Mais le vrai enjeu, c’est la durée. Les tarifs de l’article 301 ne expirent pas sur un compte à rebours. Ils restent en place jusqu’à ce que la pratique sous-jacente change — ou jusqu’à ce qu’une future administration les supprime. Ce n’est pas un pont de 90 jours. C’est une structure sur des fondations. Et la mise en avant du travail forcé donne à Washington quelque chose que la seule rhétorique du déficit commercial ne pouvait jamais offrir : un argument moral, plus difficile à contrer avec des données économiques. On peut débattre de savoir si un tarif de 10% réduit le déficit. Il est beaucoup plus difficile de débattre du fait que le travail forcé est inacceptable.

Sur les marchés, la réaction immédiate a été atténuée parce que les taux effectifs n’ont pas bondi. Mais les planificateurs de chaînes d’approvisionnement lisent les détails. La liste d’exemptions vous indique ce que Washington a choisi de protéger — énergie, agriculture, pharmacie, métaux déjà couverts par l’article 232 — et ce qu’il a laissé exposé. Plastiques, textiles, électronique grand public, machines — environ 71% des importations couvertes dans certains secteurs — portent désormais cette surcouche. C’est un coût cumulatif, en plus des droits existants.

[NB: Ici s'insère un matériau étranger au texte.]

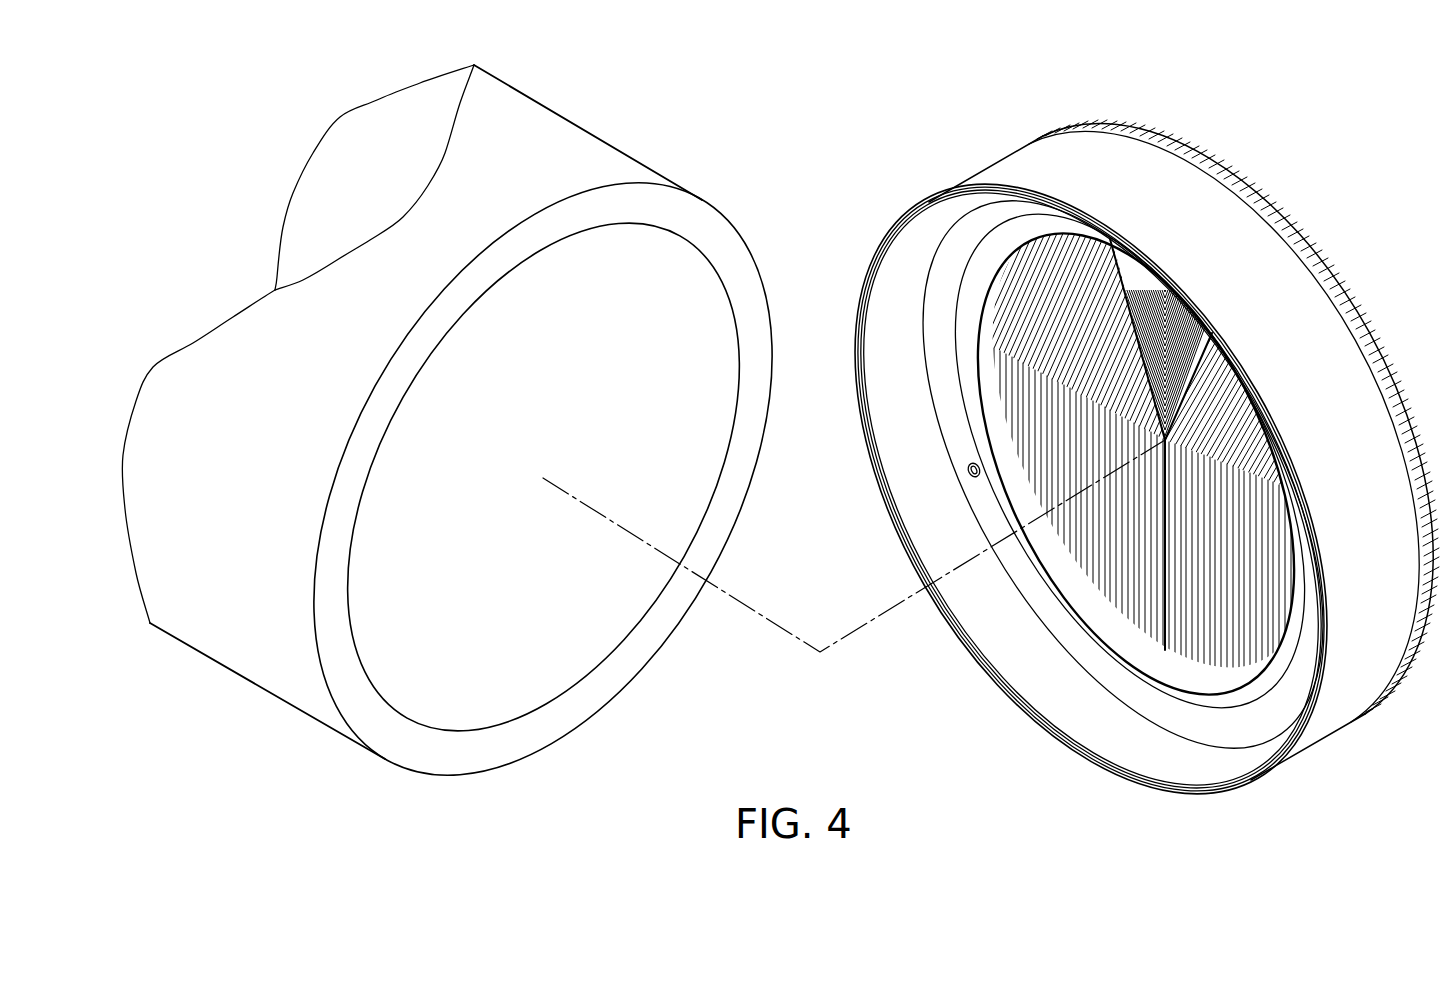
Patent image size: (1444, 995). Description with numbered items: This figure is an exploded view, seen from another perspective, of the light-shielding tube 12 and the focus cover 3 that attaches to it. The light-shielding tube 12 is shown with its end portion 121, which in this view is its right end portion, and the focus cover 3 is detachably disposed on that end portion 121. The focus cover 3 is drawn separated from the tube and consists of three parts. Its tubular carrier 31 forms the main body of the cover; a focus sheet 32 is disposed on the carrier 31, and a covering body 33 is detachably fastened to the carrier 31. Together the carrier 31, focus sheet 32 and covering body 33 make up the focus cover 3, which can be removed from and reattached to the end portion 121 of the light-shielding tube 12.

The light-shielding tube 12 is at (494, 457).
The end portion 121 is at (633, 177).
The focus cover 3 is at (1100, 488).
The tubular carrier 31 is at (1007, 172).
The focus sheet 32 is at (985, 315).
The covering body 33 is at (1373, 345).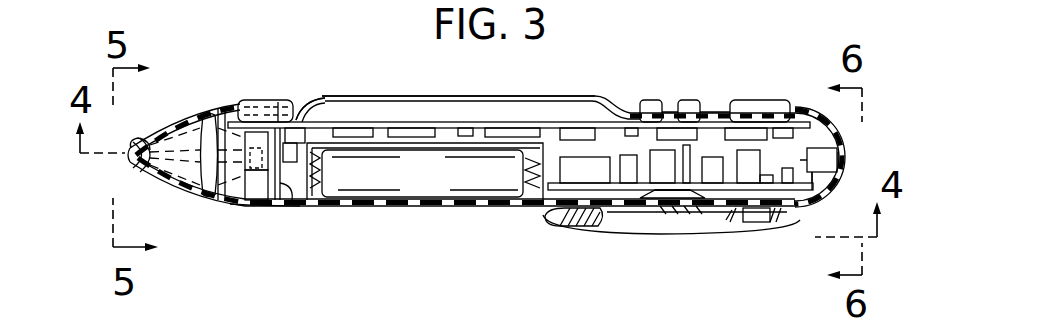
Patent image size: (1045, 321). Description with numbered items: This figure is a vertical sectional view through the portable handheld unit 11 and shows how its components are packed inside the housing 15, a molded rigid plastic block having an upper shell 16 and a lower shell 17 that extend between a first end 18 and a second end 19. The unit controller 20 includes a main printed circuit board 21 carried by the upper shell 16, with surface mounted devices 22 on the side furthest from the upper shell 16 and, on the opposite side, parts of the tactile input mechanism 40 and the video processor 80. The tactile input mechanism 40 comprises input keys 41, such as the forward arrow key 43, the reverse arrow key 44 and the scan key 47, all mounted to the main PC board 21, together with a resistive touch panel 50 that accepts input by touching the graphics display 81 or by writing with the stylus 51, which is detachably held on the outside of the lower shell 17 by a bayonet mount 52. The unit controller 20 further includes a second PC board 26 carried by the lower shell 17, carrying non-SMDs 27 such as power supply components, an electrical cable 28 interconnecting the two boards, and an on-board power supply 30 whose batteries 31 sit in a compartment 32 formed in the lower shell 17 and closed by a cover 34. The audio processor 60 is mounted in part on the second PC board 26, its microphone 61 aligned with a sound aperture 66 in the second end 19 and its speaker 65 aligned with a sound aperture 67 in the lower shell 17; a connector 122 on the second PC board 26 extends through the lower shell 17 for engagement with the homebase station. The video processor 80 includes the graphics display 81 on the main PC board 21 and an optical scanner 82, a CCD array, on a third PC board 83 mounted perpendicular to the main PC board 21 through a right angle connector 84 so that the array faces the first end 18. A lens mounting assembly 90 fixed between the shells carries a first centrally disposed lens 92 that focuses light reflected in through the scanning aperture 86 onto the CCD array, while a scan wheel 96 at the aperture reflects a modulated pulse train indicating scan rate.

The portable unit 11 is at (605, 70).
The housing 15 is at (282, 222).
The upper shell 16 is at (327, 100).
The lower shell 17 is at (230, 204).
The first end 18 is at (140, 172).
The second end 19 is at (853, 135).
The unit controller 20 is at (380, 106).
The main printed circuit board 21 is at (455, 127).
The surface mounted devices 22 is at (580, 133).
The second PC board 26 is at (563, 188).
The non-SMDs 27 is at (603, 175).
The electrical cable 28 is at (788, 165).
The on-board power supply 30 is at (417, 194).
The batteries 31 is at (438, 190).
The compartment 32 is at (317, 195).
The cover 34 is at (483, 206).
The tactile input mechanism 40 is at (707, 83).
The input keys 41 is at (756, 88).
The forward arrow key 43 is at (687, 100).
The reverse arrow key 44 is at (652, 100).
The scan key 47 is at (276, 100).
The resistive touch panel 50 is at (399, 96).
The stylus 51 is at (657, 234).
The bayonet mount 52 is at (763, 223).
The audio processor 60 is at (817, 130).
The microphone 61 is at (823, 172).
The speaker 65 is at (692, 212).
The sound aperture 66 is at (855, 158).
The sound aperture 67 is at (670, 212).
The video processor 80 is at (257, 120).
The graphics display 81 is at (507, 110).
The optical scanner 82 is at (258, 172).
The third PC board 83 is at (297, 200).
The right angle connector 84 is at (313, 143).
The scanning aperture 86 is at (140, 140).
The lens mounting assembly 90 is at (208, 113).
The first centrally disposed lens 92 is at (200, 165).
The scan wheel 96 is at (132, 157).
The connector 122 is at (583, 204).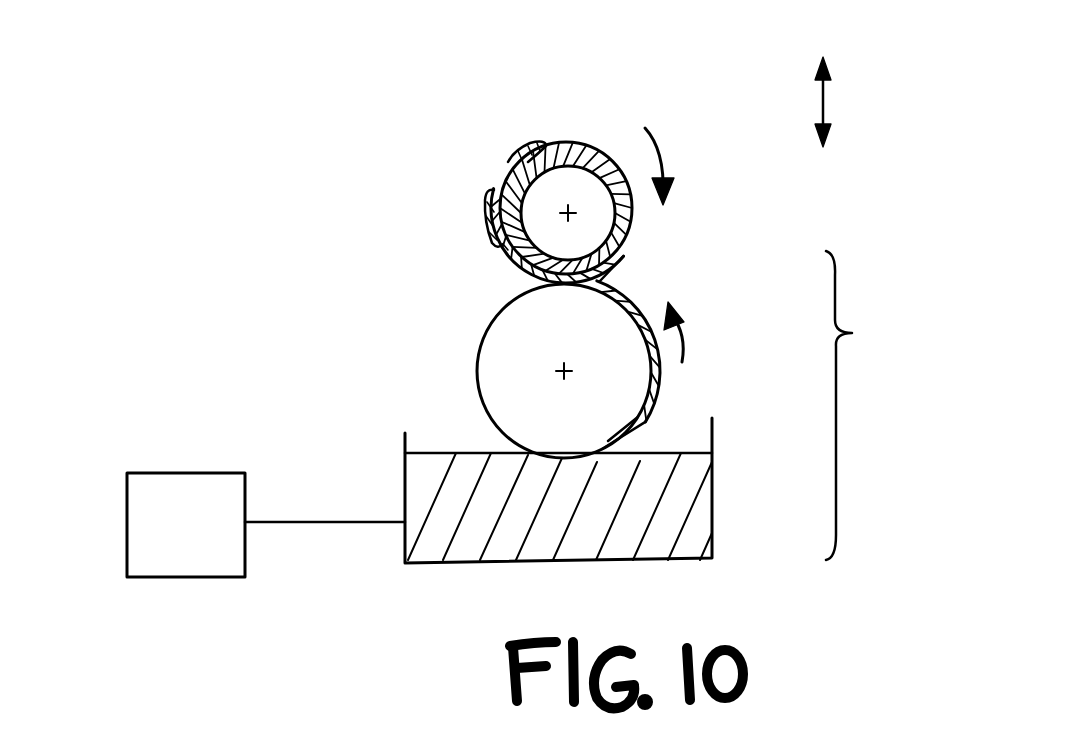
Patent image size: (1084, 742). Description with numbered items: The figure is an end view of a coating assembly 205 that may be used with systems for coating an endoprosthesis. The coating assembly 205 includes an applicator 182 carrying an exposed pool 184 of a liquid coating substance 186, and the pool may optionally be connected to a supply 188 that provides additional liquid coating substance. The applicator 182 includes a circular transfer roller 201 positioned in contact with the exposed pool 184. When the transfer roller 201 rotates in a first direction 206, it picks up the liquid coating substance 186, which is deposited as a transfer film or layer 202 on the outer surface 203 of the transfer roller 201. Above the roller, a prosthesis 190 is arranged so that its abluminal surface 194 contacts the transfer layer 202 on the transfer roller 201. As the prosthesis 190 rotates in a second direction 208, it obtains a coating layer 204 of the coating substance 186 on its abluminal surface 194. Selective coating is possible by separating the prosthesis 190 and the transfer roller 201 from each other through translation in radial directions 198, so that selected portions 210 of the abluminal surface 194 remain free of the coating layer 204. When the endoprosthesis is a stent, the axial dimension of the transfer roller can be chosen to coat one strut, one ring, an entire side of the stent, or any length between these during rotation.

Pour la crypto, le schéma est familier. Les annonces de tarifs déclenchent des mouvements « risk-off ». Le pic de tarifs chinois d’octobre 2025 a liquidé 18 milliards de dollars de positions à effet de levier. Les modifications de tarifs d’août 2025 ont fait chuter BTC de 3%. Mais la corrélation s’affaiblit. Bitcoin se découple de plus en plus des gros titres sur les tarifs, s’échangeant davantage selon sa propre narration macro, les flux liés aux ETF, les évolutions réglementaires, les courbes d’adoption — plutôt que sur le dernier communiqué de presse de la Maison-Blanche. Celui-ci, avec sa continuité de taux, risque à peine de se refléter sur le graphique des prix.

Le vrai signal n’est pas le pourcentage de la taxe. C’est l’architecture juridique. Trois tentatives. Deux annulées. Une qui tient encore. Le mur continue d’être reconstruit, et à chaque fois, les fondations deviennent plus profondes. C’est l’histoire — pas le taux, pas la rhétorique, pas l’indignation de Bruxelles ou de Pékin. Ce qui compte, c’est la permanence. Et pour l’instant, l’article 301 ressemble à quelque chose qui va durer.